For instance, in the original scene that depicts Bilbo winning the ring from Gollum, the latter hands it over amicably. In his revision of the scene, Tolkien includes Gollum’s extreme anguish to highlight the corrosive power of the ring.
A war influence?
In the eighty years since The Hobbit was published it has been subject to endless literary criticism, as writers have tried particularly to understand the impact of World War One upon Tolkien’s work.
However, another interesting influence comes in the form of Norse mythology. Many of the names in the book, including Gandalf, are taken from old sagas, as are the races of trolls, elves and dwarves. Even Tolkien’s famous Middle Earth is derivative of the Midgard of Norse mythology, or the realm of men where we all reside.
It is in part the mixture of old and new, however, that makes The Hobbit and The Lord of The Rings so timeless. In both works, the overall hero is not a great sword-wielding warrior, but a small and mostly unremarkable hobbit – the classic every-man who displays forms of heroism that are not those of Beowulf but are equally effective.

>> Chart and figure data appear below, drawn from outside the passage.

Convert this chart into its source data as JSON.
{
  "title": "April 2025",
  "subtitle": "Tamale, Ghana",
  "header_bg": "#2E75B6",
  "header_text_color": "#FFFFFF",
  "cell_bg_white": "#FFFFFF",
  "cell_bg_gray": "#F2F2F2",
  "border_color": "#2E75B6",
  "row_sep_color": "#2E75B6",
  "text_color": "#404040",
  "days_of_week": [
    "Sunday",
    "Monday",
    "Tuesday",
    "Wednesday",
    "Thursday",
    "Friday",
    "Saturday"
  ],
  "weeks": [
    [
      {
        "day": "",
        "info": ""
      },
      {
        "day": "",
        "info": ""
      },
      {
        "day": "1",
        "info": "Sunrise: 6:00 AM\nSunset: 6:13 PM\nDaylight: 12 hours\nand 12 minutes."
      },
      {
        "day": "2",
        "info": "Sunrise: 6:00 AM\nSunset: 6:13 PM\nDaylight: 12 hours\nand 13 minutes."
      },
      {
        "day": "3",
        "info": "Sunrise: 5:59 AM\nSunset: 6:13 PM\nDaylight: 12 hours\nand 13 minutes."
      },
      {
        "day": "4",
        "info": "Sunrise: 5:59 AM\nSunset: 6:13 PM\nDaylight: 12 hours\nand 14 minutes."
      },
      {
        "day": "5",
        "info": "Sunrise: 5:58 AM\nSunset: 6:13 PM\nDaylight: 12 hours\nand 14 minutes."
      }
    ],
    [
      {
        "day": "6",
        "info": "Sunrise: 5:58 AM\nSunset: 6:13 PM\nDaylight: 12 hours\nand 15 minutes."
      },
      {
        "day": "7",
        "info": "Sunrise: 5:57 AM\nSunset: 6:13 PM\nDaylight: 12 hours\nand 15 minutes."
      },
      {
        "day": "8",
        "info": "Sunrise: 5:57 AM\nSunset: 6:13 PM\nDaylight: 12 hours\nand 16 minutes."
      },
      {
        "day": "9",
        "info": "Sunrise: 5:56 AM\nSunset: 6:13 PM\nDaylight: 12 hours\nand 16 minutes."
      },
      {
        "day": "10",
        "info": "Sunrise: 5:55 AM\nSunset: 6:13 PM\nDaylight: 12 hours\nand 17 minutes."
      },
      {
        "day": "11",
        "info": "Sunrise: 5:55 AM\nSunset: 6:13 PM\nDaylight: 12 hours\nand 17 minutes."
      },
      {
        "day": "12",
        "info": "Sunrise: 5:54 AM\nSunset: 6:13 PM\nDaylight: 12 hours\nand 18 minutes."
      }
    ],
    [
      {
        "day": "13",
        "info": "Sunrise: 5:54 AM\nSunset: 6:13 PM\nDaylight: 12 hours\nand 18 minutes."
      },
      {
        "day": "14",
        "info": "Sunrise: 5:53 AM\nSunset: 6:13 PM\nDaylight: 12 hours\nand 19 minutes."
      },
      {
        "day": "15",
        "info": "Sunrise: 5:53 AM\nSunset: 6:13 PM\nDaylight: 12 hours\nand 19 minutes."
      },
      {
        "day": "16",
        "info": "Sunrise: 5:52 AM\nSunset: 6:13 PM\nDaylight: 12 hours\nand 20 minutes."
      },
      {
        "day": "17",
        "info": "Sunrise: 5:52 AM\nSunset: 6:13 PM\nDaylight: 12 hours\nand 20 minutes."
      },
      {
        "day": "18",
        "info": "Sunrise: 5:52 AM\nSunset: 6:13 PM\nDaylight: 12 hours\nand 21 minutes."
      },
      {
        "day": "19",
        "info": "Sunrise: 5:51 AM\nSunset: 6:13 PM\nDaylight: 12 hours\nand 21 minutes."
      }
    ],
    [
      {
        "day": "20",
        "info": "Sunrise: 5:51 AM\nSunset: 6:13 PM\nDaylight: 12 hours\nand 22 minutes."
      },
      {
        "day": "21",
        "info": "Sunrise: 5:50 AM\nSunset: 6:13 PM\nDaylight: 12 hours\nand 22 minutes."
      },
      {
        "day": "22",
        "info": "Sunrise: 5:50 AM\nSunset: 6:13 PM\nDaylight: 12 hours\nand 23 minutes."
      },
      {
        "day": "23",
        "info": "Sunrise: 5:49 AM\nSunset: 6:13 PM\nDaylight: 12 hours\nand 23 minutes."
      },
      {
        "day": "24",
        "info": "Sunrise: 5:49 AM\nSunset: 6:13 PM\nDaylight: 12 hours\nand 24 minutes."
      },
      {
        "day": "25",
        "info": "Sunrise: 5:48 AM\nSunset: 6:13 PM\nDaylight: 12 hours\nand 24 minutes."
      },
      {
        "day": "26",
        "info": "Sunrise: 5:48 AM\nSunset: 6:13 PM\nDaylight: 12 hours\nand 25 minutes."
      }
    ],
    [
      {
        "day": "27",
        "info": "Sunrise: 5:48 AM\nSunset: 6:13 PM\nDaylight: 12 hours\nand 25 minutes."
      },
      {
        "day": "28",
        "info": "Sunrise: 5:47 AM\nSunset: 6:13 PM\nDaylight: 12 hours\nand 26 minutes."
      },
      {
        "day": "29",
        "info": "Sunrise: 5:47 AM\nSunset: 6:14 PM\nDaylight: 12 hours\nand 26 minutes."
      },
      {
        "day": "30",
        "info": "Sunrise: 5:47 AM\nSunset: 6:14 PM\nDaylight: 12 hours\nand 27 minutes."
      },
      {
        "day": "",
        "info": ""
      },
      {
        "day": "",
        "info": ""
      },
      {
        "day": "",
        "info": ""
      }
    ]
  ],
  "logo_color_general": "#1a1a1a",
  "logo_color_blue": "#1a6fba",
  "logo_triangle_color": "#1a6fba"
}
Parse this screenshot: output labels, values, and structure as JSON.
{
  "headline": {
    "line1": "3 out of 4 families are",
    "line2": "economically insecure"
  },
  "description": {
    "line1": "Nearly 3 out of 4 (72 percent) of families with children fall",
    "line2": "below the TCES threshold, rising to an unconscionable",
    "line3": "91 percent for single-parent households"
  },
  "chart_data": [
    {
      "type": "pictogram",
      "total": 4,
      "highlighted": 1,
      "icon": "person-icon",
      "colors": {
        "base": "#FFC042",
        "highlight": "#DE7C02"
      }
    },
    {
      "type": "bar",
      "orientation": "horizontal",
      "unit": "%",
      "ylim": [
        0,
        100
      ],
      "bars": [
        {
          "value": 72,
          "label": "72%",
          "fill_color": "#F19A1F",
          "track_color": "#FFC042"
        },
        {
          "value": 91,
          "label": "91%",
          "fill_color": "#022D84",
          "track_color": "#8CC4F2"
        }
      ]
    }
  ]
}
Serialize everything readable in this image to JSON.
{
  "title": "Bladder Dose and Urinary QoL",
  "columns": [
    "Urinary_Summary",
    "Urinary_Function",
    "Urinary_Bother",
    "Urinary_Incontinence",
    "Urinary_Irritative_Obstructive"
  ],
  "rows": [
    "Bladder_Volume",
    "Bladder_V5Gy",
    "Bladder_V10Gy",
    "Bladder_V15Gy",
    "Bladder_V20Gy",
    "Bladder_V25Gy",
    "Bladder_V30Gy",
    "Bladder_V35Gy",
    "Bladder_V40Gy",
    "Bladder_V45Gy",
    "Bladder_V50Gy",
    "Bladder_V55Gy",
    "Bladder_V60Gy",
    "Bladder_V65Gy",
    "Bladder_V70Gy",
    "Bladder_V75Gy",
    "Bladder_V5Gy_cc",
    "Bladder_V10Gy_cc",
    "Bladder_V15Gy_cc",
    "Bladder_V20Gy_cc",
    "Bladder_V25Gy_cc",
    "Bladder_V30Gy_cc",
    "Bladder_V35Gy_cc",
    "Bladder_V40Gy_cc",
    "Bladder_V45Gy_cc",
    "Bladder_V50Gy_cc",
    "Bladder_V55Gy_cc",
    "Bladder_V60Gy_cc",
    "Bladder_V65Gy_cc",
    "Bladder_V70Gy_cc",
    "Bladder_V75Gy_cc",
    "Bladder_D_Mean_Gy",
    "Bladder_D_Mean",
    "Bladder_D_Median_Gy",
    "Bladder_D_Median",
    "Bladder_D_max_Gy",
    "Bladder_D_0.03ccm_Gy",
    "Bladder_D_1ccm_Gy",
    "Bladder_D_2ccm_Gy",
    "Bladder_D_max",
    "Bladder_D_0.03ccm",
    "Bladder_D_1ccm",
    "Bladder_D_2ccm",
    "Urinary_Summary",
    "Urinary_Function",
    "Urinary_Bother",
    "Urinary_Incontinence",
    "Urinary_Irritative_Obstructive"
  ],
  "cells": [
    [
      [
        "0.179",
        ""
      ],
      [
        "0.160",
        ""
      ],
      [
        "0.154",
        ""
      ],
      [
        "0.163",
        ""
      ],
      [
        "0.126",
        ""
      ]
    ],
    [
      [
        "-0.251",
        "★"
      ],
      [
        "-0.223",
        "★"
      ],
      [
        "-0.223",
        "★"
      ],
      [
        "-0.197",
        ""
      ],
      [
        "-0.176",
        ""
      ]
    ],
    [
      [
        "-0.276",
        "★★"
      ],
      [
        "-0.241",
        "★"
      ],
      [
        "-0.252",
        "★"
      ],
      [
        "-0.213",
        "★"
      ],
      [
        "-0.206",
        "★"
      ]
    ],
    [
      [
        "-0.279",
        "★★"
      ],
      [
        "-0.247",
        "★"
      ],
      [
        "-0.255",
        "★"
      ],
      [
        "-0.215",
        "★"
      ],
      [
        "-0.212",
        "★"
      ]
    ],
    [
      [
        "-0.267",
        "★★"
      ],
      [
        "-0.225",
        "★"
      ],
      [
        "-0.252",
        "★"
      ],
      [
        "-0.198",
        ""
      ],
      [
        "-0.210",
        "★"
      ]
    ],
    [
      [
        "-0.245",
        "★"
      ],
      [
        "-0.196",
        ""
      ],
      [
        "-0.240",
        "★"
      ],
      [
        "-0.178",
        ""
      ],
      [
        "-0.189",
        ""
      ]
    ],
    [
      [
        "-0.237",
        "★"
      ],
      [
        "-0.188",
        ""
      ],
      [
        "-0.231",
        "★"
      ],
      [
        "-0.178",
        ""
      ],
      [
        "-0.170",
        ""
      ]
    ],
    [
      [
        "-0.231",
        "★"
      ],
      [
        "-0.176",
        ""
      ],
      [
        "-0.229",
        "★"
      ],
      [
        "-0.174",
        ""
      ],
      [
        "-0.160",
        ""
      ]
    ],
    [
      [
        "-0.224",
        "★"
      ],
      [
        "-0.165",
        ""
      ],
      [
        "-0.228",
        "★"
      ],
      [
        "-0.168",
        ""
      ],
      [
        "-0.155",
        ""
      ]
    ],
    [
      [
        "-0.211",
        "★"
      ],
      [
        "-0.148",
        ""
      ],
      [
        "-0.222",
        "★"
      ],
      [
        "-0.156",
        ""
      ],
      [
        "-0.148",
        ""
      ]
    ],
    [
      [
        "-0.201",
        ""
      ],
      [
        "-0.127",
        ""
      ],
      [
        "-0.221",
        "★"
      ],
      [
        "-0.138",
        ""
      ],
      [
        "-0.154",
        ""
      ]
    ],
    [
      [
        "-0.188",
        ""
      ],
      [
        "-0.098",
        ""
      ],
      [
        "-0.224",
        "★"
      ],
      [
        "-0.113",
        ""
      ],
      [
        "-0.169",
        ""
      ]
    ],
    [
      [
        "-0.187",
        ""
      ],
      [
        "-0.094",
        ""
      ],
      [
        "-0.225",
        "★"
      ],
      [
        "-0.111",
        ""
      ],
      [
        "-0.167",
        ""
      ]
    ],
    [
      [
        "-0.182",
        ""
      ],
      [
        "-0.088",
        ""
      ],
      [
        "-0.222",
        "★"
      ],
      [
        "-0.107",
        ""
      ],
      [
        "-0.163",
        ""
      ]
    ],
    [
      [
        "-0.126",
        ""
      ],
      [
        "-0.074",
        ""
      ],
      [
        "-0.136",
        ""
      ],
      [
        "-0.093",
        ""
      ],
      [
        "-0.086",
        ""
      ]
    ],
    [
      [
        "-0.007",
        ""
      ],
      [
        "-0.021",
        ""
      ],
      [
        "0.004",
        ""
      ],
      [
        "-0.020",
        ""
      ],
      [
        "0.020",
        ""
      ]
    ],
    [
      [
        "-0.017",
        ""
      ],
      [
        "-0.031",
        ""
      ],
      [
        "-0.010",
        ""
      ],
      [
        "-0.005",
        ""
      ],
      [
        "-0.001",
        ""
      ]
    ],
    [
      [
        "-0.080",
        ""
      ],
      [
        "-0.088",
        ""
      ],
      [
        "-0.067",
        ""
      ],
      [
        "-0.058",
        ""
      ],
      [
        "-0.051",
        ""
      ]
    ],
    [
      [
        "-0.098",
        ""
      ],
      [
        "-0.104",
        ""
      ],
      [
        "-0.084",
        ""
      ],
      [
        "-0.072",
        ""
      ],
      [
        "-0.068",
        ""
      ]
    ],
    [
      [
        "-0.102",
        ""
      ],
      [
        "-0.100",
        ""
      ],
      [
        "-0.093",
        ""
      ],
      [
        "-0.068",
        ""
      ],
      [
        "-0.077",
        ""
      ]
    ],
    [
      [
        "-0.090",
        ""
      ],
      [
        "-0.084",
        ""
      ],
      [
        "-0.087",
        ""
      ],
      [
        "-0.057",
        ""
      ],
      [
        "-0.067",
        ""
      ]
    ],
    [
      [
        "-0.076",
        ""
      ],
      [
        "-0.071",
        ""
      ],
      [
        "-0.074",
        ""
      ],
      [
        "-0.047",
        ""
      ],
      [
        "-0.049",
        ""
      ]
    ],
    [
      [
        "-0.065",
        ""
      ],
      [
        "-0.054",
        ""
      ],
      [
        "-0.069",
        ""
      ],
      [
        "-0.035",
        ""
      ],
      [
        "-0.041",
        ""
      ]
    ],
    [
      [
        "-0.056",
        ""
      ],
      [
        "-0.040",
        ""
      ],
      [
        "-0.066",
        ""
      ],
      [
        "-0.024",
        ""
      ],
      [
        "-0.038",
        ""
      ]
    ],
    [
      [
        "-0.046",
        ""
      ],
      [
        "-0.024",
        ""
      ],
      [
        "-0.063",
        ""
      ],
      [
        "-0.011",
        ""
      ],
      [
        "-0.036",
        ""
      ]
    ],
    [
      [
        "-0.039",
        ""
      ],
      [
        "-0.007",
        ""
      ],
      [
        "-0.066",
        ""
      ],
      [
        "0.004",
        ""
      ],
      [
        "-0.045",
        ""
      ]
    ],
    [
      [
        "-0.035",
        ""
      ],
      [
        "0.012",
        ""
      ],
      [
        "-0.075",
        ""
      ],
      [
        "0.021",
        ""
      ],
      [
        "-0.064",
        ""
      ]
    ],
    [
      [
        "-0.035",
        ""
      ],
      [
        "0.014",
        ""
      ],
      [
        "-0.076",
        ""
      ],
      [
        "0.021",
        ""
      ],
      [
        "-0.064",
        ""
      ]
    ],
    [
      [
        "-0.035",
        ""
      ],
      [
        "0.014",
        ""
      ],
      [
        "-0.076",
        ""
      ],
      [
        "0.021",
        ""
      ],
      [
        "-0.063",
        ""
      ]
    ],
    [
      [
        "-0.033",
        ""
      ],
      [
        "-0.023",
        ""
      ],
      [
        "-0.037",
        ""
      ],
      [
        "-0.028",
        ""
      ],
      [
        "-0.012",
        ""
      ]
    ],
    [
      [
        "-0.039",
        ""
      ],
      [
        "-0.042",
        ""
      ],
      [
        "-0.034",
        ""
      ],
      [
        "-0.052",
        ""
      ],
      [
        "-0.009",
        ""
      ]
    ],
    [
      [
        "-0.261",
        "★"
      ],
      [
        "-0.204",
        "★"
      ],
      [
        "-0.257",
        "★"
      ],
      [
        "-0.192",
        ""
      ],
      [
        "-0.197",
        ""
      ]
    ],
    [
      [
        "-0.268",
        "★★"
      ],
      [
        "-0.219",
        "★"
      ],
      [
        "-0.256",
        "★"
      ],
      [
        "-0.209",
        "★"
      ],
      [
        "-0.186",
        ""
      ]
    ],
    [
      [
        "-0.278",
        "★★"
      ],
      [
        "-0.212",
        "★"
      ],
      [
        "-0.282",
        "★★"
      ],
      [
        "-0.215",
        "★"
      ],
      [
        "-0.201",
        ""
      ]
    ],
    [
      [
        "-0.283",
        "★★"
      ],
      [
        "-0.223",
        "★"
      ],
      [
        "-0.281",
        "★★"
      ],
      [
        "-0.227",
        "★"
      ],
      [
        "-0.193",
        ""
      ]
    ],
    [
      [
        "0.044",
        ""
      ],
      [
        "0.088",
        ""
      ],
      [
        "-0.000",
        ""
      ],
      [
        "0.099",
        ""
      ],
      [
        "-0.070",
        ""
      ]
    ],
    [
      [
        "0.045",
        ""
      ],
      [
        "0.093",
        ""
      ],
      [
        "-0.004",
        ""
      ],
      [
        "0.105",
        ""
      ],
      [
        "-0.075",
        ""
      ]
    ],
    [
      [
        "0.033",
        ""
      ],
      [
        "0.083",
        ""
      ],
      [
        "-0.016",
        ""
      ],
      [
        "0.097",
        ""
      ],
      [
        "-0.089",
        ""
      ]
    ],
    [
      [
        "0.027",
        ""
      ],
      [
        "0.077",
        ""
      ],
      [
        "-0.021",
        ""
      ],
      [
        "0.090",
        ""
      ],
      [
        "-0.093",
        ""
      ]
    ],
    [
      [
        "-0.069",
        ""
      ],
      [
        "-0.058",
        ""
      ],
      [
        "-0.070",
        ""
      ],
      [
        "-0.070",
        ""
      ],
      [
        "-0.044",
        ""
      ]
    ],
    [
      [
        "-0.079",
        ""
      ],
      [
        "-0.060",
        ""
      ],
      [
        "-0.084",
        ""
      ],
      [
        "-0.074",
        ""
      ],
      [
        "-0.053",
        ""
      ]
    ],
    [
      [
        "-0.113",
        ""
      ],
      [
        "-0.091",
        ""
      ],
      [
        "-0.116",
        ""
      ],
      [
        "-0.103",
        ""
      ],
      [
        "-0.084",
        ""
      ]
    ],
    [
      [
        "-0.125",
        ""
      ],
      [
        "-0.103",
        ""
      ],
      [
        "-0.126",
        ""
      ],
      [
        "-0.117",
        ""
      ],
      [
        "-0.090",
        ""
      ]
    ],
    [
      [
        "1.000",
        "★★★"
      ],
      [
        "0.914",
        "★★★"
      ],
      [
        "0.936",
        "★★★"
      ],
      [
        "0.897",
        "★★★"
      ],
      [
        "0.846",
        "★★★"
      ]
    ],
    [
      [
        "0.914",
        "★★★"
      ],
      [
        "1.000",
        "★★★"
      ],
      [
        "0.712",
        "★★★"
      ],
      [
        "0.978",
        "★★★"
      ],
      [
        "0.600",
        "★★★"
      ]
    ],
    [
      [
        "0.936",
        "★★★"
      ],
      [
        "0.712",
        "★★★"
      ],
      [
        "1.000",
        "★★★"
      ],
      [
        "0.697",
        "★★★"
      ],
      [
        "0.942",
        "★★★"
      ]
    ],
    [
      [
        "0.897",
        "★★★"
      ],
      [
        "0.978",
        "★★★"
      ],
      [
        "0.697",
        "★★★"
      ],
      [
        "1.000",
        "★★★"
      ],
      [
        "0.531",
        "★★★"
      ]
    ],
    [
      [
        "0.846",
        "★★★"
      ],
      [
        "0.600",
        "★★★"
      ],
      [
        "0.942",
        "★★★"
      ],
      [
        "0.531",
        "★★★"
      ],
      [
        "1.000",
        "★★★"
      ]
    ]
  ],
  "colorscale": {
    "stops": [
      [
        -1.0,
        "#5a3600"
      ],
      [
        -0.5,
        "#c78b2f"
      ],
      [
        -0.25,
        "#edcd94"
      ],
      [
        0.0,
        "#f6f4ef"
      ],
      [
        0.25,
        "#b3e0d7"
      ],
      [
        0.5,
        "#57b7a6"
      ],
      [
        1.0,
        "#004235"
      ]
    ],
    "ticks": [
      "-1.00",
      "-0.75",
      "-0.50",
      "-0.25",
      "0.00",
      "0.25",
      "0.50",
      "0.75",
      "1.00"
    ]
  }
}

Many critics link this in some way with World War One, where mechanised conflict meant that displays of strength and obvious courage were much less valuable. Almost every account of the opening battles of the war is furnished with a brave officer, sword in hand, riding in front of his men in defiance of the enemy, only to be shot dead almost immediately.
The dragon Smaug, the overarching villain of The Hobbit, also illustrates this theme. Though he is almost exactly like the intelligent yet malevolent dragon in Beowulf, he has the most modern anachronistic dialogue of any character, and descriptions of the terrible ‘desolation of Smaug’ bear a strong resemblance to the ravaged earth of no man’s land.
These depictions of supernatural earth-shaking forces of destruction are present in the historical and fantastical works of many survivors of the war, who had to live in a newly fragile world.